Sigmundsson cautioned that while an eruption is likely, “it is not certain— the situation can last for hours. Or even longer with several small earthquakes.”
Roads across the mountain have reportedly been closed as a precaution. Just a few kilometres separate the Keflavik International Airport and Grindavik (a fishing town).
“In the event of an eruption, we anticipate a minor one with lava flowing. We do not anticipate a large-scale, explosive eruption. The effect on the environment, planes, and people’s living conditions will be minor “Sigmundsson said.
Iceland is normally struck by 1,000 tremors every year. In eight days, however, about 17,000 tremors were reported. In eight days, however, about 17,000 tremors were reported.

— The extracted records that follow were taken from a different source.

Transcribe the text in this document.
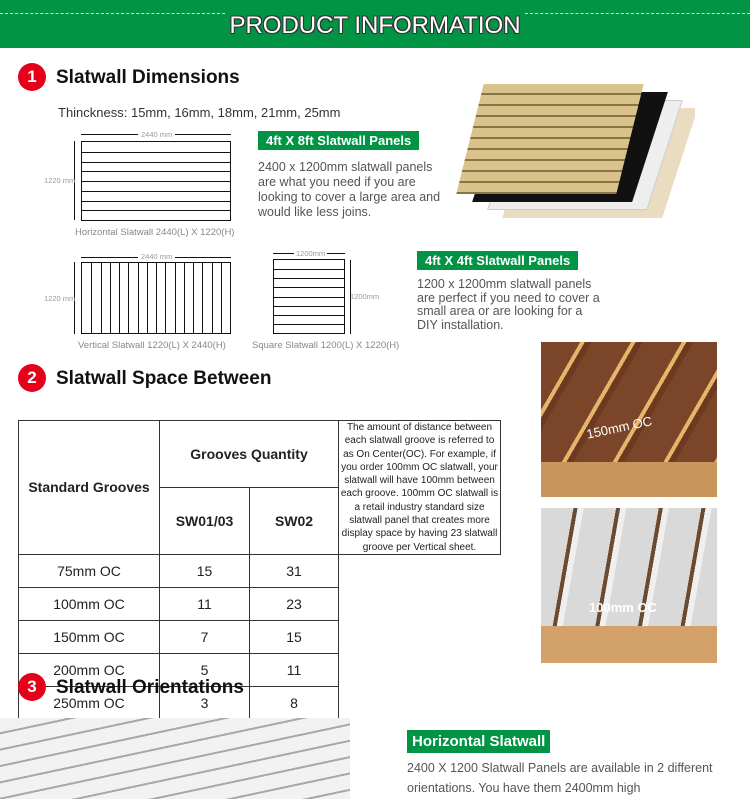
PRODUCT INFORMATION
1	Slatwall Dimensions
Thinckness: 15mm, 16mm, 18mm, 21mm, 25mm
2440 mm
1220 mm
Horizontal Slatwall 2440(L) X 1220(H)
2440 mm
1220 mm
Vertical Slatwall 1220(L) X 2440(H)
1200mm
1200mm
Square Slatwall 1200(L) X 1220(H)
4ft X 8ft Slatwall Panels
2400 x 1200mm slatwall panels are what you need if you are looking to cover a large area and would like less joins.
4ft X 4ft Slatwall Panels
1200 x 1200mm slatwall panels are perfect if you need to cover a small area or are looking for a DIY installation.
2	Slatwall Space Between
Standard Grooves	Grooves Quantity		The amount of distance between each slatwall groove is referred to as On Center(OC). For example, if you order 100mm OC slatwall, your slatwall will have 100mm between each groove. 100mm OC slatwall is a retail industry standard size slatwall panel that creates more display space by having 23 slatwall groove per Vertical sheet.
	SW01/03	SW02	
75mm OC	15	31	
100mm OC	11	23	
150mm OC	7	15	
200mm OC	5	11	
250mm OC	3	8	
150mm OC
100mm OC
3	Slatwall Orientations
Horizontal Slatwall
2400 X 1200 Slatwall Panels are available in 2 different orientations. You have them 2400mm high
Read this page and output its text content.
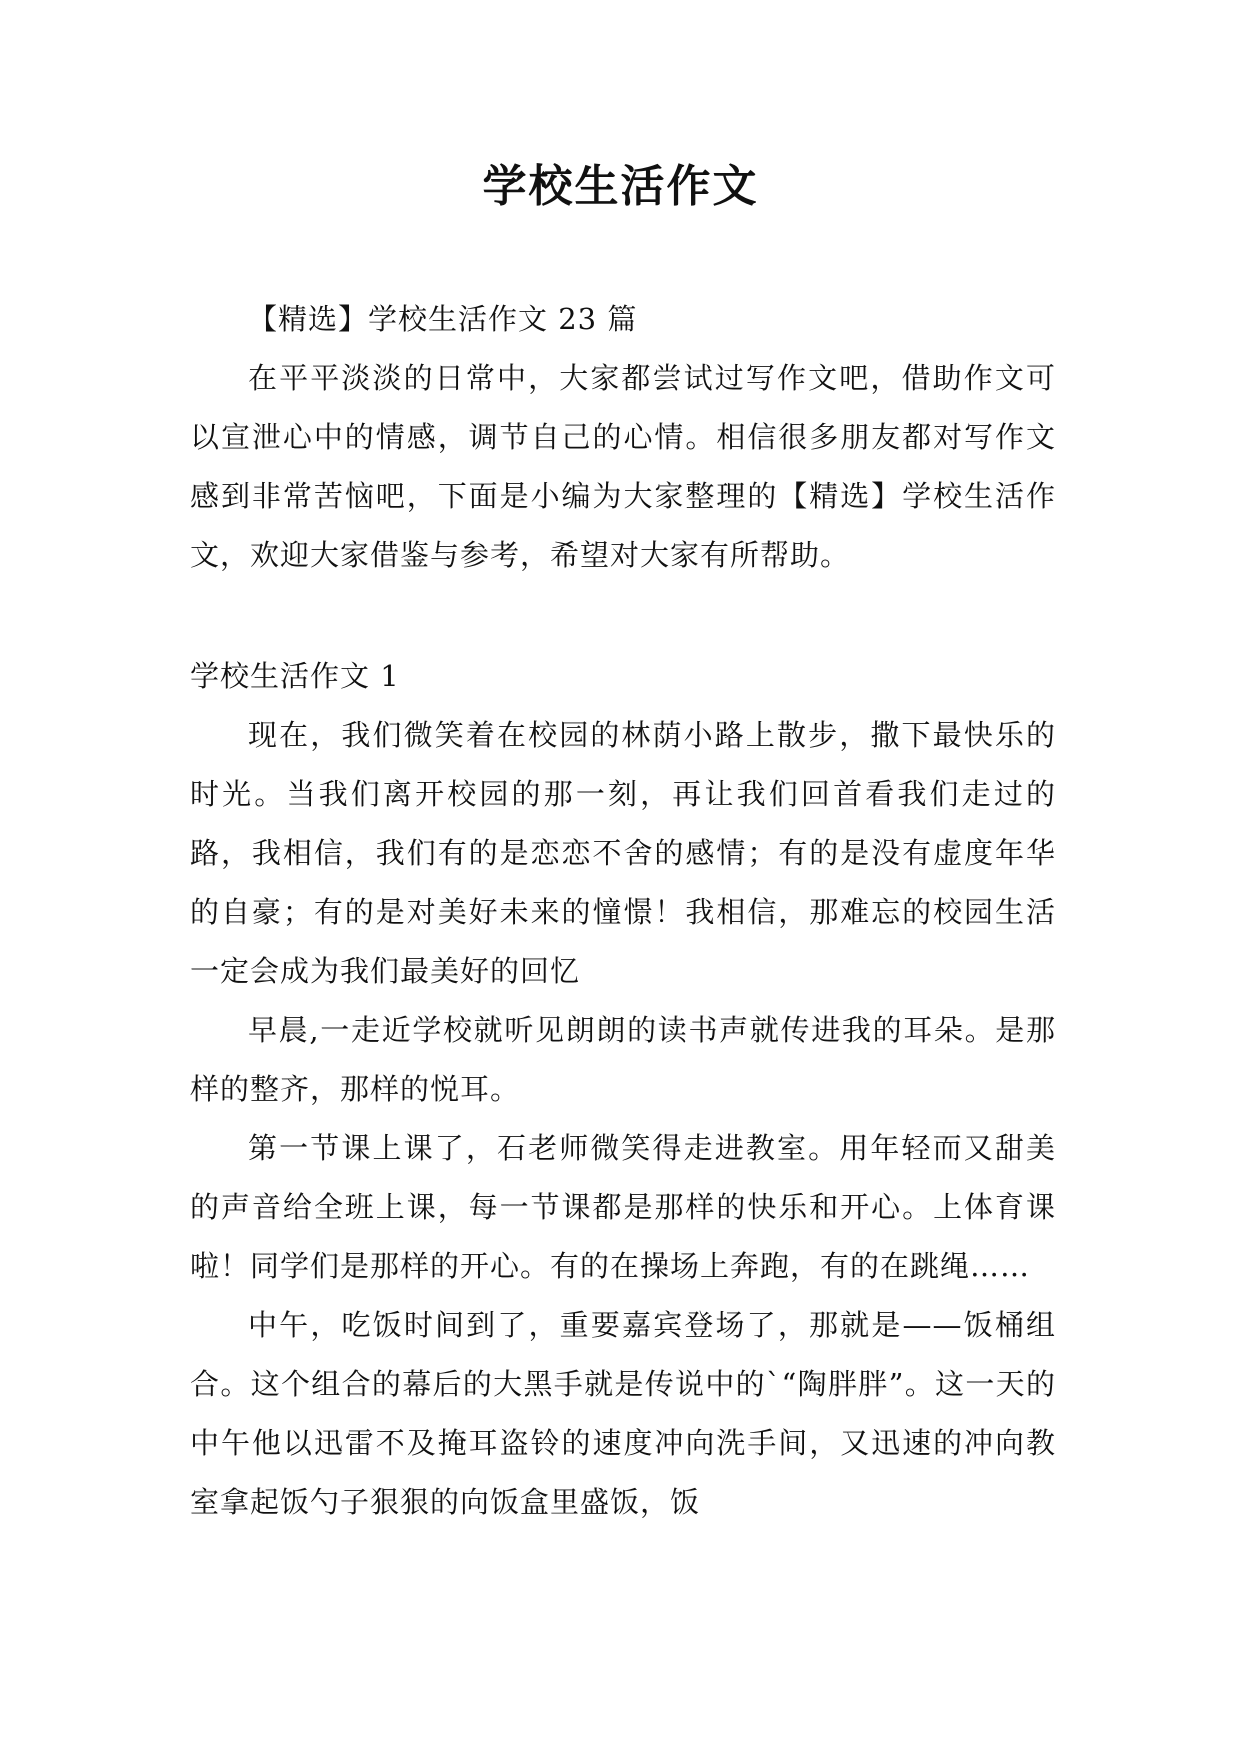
学校生活作文

【精选】学校生活作文 23 篇

在平平淡淡的日常中，大家都尝试过写作文吧，借助作文可以宣泄心中的情感，调节自己的心情。相信很多朋友都对写作文感到非常苦恼吧，下面是小编为大家整理的【精选】学校生活作文，欢迎大家借鉴与参考，希望对大家有所帮助。

学校生活作文 1

现在，我们微笑着在校园的林荫小路上散步，撒下最快乐的时光。当我们离开校园的那一刻，再让我们回首看我们走过的路，我相信，我们有的是恋恋不舍的感情；有的是没有虚度年华的自豪；有的是对美好未来的憧憬！我相信，那难忘的校园生活一定会成为我们最美好的回忆

早晨,一走近学校就听见朗朗的读书声就传进我的耳朵。是那样的整齐，那样的悦耳。

第一节课上课了，石老师微笑得走进教室。用年轻而又甜美的声音给全班上课，每一节课都是那样的快乐和开心。上体育课啦！同学们是那样的开心。有的在操场上奔跑，有的在跳绳……

中午，吃饭时间到了，重要嘉宾登场了，那就是——饭桶组合。这个组合的幕后的大黑手就是传说中的`“陶胖胖”。这一天的中午他以迅雷不及掩耳盗铃的速度冲向洗手间，又迅速的冲向教室拿起饭勺子狠狠的向饭盒里盛饭，饭
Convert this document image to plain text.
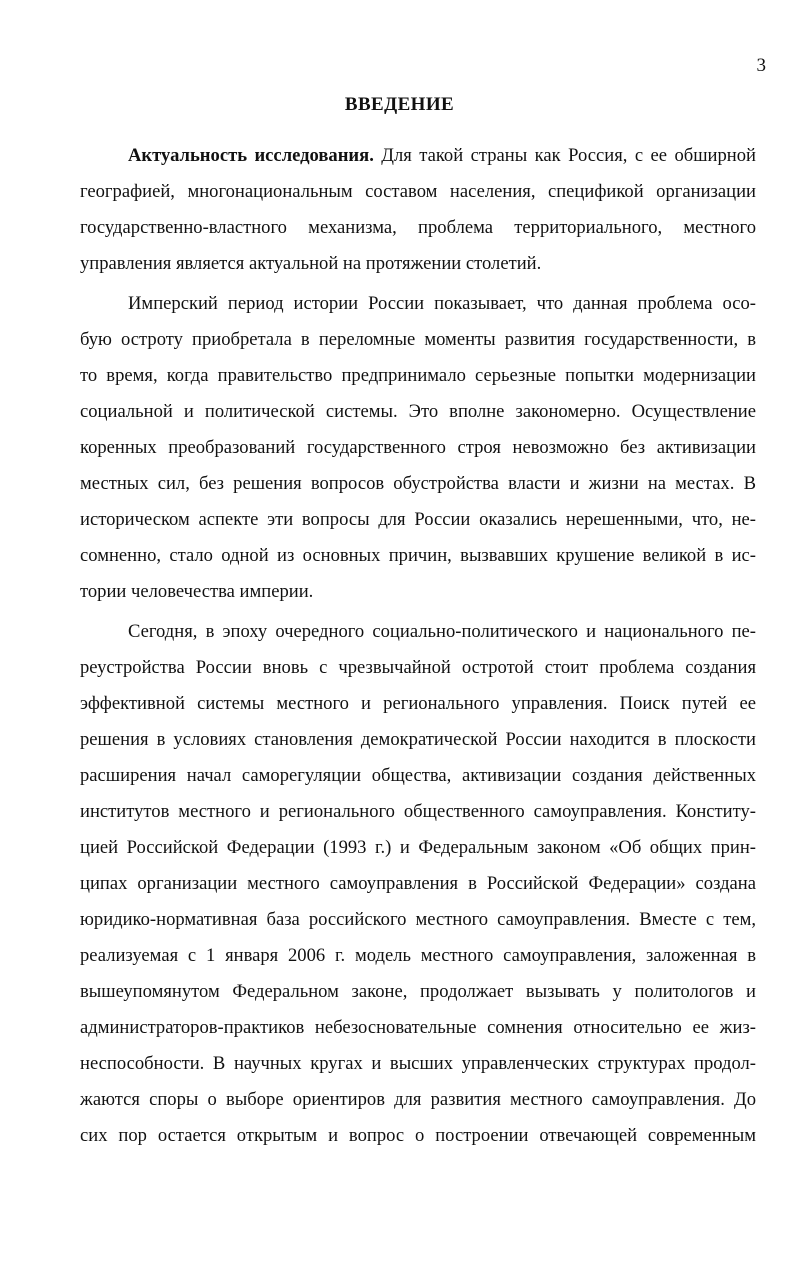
3
ВВЕДЕНИЕ
Актуальность исследования. Для такой страны как Россия, с ее обширной
географией, многонациональным составом населения, спецификой организации
государственно-властного механизма, проблема территориального, местного
управления является актуальной на протяжении столетий.
Имперский период истории России показывает, что данная проблема осо-
бую остроту приобретала в переломные моменты развития государственности, в
то время, когда правительство предпринимало серьезные попытки модернизации
социальной и политической системы. Это вполне закономерно. Осуществление
коренных преобразований государственного строя невозможно без активизации
местных сил, без решения вопросов обустройства власти и жизни на местах. В
историческом аспекте эти вопросы для России оказались нерешенными, что, не-
сомненно, стало одной из основных причин, вызвавших крушение великой в ис-
тории человечества империи.
Сегодня, в эпоху очередного социально-политического и национального пе-
реустройства России вновь с чрезвычайной остротой стоит проблема создания
эффективной системы местного и регионального управления. Поиск путей ее
решения в условиях становления демократической России находится в плоскости
расширения начал саморегуляции общества, активизации создания действенных
институтов местного и регионального общественного самоуправления. Конститу-
цией Российской Федерации (1993 г.) и Федеральным законом «Об общих прин-
ципах организации местного самоуправления в Российской Федерации» создана
юридико-нормативная база российского местного самоуправления. Вместе с тем,
реализуемая с 1 января 2006 г. модель местного самоуправления, заложенная в
вышеупомянутом Федеральном законе, продолжает вызывать у политологов и
администраторов-практиков небезосновательные сомнения относительно ее жиз-
неспособности. В научных кругах и высших управленческих структурах продол-
жаются споры о выборе ориентиров для развития местного самоуправления. До
сих пор остается открытым и вопрос о построении отвечающей современным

Iceland is Europe’s most active volcanic zone, with eruptions occurring every five years on average. Iceland is Europe’s most active volcanic zone, with eruptions occurring every five years on average.
Over 100,000 flights were cancelled worldwide due to an eruption at the Eyjafjallajokull volcano in 2010. According to CNN, Elsabet Pálmadóttir, a natural hazards expert at the Icelandic Meteorological Office. A similar ash plume is unlikely in the current situation.